Updated: February 4th, 2005 10:51:24 AM
Boston Police Say Errors Created Impression Police Were Double Dipping Details
BOSTON (AP) -- Boston police said hundreds of clerical errors made it appear officers were collecting extra pay by claiming they worked multiple detail shifts simultaneously, when only a handful of officers may have tried to manipulate the system.
The department conducted an internal inquiry after The Boston Globe reported that records over a 2 1/2 year period showed that 396 officers had been paid for working private details in more than one location at a time.
The department investigated 57 officers, seven of whom face disciplinary action for submitting time cards and collecting pay for overlapping shifts, the Globe reported.
Police concluded that 50 of the cases were explained by errors such as mistakes on time cards submitted by officers and typographical errors by clerks recording information.
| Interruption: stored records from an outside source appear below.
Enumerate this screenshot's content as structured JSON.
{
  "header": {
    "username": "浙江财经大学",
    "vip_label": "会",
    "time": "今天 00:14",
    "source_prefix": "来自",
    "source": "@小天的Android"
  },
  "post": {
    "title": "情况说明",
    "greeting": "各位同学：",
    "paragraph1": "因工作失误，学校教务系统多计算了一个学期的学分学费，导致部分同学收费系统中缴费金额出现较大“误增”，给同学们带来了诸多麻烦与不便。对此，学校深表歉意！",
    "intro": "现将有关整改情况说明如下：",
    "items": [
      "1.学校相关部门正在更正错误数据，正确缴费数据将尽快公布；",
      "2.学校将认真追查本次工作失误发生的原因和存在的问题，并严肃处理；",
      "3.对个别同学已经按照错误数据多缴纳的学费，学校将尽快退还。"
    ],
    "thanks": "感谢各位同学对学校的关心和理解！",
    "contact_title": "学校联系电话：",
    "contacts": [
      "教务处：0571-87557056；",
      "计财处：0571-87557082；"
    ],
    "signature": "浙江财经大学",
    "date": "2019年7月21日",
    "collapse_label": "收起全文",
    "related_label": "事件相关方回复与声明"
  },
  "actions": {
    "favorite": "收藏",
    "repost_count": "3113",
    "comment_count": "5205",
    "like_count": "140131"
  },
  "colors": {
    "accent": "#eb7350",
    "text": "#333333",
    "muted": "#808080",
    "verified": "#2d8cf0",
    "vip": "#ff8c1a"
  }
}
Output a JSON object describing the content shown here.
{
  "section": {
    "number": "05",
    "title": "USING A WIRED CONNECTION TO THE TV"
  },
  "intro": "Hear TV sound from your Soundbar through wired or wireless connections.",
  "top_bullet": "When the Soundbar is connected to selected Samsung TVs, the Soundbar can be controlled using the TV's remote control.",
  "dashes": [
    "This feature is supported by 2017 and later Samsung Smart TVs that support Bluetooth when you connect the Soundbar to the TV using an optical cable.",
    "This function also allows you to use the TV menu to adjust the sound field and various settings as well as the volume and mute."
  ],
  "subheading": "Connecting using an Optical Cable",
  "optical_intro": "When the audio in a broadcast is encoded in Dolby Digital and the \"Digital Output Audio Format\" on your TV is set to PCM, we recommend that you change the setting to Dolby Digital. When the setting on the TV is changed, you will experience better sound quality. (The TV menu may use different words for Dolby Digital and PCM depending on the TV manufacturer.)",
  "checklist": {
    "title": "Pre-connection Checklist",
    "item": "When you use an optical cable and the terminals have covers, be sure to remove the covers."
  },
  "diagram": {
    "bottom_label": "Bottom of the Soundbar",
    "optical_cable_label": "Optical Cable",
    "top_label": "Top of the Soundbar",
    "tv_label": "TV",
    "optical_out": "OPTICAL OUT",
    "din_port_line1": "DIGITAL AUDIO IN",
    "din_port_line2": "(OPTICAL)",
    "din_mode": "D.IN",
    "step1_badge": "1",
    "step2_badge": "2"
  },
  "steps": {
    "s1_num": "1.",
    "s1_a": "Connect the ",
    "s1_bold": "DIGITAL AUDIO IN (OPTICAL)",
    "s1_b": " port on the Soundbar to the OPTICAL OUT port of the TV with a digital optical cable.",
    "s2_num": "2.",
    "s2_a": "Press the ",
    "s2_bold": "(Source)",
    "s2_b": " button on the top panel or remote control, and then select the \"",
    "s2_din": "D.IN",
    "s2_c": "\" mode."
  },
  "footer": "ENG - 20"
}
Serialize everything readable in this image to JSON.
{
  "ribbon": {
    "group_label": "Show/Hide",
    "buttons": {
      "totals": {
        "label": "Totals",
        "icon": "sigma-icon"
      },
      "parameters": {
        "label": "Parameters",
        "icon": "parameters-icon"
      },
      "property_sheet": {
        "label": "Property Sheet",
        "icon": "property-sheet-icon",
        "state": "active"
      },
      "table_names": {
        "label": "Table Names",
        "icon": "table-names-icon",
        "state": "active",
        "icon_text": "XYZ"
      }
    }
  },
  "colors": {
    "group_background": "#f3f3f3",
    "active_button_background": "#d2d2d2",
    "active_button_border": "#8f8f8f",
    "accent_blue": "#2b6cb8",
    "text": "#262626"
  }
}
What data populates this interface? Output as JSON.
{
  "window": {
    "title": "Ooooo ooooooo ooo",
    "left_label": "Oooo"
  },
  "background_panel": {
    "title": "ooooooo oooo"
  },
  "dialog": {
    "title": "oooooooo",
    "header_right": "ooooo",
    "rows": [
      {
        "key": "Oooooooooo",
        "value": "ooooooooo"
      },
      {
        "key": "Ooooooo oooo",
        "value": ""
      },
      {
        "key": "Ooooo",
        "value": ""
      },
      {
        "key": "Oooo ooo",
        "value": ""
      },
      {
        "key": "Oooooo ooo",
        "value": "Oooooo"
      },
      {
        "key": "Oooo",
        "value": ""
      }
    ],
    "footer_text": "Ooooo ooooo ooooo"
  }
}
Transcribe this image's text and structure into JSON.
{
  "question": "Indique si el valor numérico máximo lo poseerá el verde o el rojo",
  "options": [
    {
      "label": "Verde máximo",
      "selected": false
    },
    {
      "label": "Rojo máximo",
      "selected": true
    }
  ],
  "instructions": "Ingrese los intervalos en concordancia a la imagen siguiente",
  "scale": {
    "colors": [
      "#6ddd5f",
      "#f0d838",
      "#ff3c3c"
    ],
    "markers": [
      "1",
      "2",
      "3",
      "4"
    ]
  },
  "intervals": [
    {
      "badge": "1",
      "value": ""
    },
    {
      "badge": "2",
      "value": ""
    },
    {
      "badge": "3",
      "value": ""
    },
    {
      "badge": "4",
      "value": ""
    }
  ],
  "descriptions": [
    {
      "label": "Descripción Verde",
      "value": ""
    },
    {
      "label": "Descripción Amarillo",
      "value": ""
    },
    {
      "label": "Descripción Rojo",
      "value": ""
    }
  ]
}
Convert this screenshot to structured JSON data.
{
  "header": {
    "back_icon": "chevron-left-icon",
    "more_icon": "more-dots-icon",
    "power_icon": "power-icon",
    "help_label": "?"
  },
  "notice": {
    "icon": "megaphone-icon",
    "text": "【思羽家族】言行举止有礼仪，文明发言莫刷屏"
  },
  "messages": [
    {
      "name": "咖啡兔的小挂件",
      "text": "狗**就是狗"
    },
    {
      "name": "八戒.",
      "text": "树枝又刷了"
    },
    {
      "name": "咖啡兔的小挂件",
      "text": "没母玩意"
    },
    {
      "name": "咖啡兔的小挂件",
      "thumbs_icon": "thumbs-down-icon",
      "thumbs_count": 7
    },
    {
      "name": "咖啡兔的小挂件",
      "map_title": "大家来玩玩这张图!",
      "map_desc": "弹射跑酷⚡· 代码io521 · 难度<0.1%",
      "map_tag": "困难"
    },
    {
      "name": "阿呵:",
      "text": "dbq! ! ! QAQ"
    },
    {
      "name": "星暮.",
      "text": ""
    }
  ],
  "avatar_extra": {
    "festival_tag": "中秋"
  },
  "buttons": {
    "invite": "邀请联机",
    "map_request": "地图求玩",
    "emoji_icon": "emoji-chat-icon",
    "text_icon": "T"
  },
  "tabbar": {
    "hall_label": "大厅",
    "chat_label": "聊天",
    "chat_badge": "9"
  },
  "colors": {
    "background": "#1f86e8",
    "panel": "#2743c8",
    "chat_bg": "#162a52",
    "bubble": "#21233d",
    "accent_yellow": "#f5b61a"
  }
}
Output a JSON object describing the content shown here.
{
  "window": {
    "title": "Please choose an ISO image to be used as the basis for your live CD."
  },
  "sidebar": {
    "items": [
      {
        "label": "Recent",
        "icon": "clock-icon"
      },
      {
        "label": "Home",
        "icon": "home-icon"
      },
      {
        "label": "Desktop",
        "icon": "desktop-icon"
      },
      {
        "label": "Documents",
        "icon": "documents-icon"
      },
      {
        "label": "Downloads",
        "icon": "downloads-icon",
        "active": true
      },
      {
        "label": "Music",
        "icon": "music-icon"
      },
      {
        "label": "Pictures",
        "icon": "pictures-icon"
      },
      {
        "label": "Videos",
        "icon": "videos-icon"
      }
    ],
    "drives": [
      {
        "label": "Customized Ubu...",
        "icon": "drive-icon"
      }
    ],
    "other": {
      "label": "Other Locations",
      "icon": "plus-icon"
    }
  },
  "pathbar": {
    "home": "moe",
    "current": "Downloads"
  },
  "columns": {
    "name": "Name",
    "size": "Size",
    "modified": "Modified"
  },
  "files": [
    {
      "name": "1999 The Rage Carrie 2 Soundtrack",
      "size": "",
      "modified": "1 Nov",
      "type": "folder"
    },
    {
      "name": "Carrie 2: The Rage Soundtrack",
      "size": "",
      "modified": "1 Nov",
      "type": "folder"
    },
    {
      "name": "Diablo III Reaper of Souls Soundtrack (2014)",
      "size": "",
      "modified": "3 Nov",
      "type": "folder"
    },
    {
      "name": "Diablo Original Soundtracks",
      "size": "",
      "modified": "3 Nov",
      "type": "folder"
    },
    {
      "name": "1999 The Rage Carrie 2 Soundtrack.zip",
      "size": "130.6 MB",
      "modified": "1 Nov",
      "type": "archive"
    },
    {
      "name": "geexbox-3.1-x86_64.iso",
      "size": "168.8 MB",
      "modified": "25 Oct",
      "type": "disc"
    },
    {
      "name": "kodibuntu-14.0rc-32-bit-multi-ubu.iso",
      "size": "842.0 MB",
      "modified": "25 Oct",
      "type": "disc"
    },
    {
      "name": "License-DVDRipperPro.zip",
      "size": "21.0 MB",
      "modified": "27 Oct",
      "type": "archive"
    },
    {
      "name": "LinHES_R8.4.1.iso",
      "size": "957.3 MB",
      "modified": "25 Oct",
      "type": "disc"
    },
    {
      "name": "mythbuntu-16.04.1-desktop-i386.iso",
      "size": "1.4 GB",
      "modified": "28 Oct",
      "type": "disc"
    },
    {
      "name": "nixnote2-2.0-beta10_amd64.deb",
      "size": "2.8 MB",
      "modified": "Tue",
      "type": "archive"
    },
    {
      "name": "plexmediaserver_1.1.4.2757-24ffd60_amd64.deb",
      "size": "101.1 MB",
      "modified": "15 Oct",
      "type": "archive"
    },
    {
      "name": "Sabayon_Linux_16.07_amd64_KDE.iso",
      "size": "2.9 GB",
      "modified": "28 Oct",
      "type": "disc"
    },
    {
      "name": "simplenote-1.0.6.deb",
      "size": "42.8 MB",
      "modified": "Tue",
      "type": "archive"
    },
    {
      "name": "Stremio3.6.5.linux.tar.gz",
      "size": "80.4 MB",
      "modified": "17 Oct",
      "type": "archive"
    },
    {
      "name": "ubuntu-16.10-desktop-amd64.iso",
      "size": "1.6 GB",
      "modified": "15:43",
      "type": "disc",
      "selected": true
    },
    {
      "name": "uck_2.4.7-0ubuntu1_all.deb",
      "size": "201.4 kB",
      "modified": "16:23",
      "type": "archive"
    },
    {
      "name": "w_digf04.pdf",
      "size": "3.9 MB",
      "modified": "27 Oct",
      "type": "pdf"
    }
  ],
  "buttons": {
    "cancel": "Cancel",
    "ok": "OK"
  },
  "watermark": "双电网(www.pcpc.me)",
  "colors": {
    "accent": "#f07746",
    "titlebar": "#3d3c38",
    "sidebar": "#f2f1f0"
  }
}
In 49 of the cases, records showed officers being paid for simultaneous detail shifts when they actually worked them on separate days or separate shifts.
Investigators determined that in the other case, a mistake by a data entry clerk credited the officer with extra hours and made it appear as if he'd claimed to be working two shifts at once.
"We're finding out this is a lot of just sloppy, stupid, dumb, whatever you want to call it, mistakes," said Superintendent Al Goslin, who heads the department's Internal Affairs Division. "It's creating a nightmare for my department."
Department officials acknowledged their inquiry wasn't foolproof because of missing records or contradictory information that forced investigators to make judgment calls.
"Nothing's absolutely 100 percent certain," Goslin said. "But if it's in the range of 80- to 85 percent certain, it was our interpretation that it was unfounded."
A spokesman for Suffolk District Attorney Daniel Conley said Conley does not plan to prosecute the seven officers who face disciplinary action because O'Toole has said there was not enough evidence to prove criminal intent.
We have faith in the integrity of the commissioner's review," spokesman David Procopio said.